On the evening of the incident, the victim set up the cannon as instructed and attempted to fire it during the flag ceremony, but the wind twice extinguished the touch stick used to fire the cannon. After the second attempt failed, the ceremony proceeded without the cannon, and everyone retired for the evening meal. The victim and another youth working as a counselor remained at the site to see why the cannon did not fire. They added a small amount of black powder to the touchhole and again attempted to fire the cannon. This time the cannon fired, and the explosion caused the cannon’s breech to burst into pieces. One fragment struck the victim in the head, fatally injuring him.

Photo 1
Photo 1. Black-powder salute (no projectile). Note flame from touch hole and muzzle.
Photo 1. Black-powder salute (no projectile). Note flame from touch hole and muzzle.


  • Develop written procedures to ensure the cannon is charged and fired by trained and knowledgeable persons, within the manufacturer’s operational specifications, and with specific misfire procedures.

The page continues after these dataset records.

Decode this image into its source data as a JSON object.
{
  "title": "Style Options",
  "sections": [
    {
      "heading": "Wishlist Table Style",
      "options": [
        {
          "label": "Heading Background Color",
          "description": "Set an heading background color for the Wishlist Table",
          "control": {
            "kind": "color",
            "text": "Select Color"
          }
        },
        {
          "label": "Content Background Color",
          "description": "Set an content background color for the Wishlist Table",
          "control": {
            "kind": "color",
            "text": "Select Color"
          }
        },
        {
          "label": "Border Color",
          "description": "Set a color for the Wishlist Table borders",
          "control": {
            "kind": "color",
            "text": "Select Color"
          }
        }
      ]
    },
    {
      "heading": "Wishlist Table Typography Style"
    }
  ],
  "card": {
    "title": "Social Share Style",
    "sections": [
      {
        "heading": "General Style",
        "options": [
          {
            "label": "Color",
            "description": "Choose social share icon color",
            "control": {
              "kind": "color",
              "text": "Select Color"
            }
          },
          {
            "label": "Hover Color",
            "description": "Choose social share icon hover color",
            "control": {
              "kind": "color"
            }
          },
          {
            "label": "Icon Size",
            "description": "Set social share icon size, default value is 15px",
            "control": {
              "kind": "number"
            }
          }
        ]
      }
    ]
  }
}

  • Adult counselors should conduct the firing of black-powder cannons used at youth camps.
  • Youth should not be employed in positions that include the use or handling of explosive materials.
  • Use only solid steel or seamless steel-lined cast-iron cannons to fire black-powder charges.
  • Do not obstruct the bore when firing for ceremonial salutes.
  • Use the appropriate grade and quantity of black powder as designated for the cannon.
  • Inspect the gun tube regularly to detect signs of stress.
  • Periodically review processes to ensure continuing adherence to safe work practices.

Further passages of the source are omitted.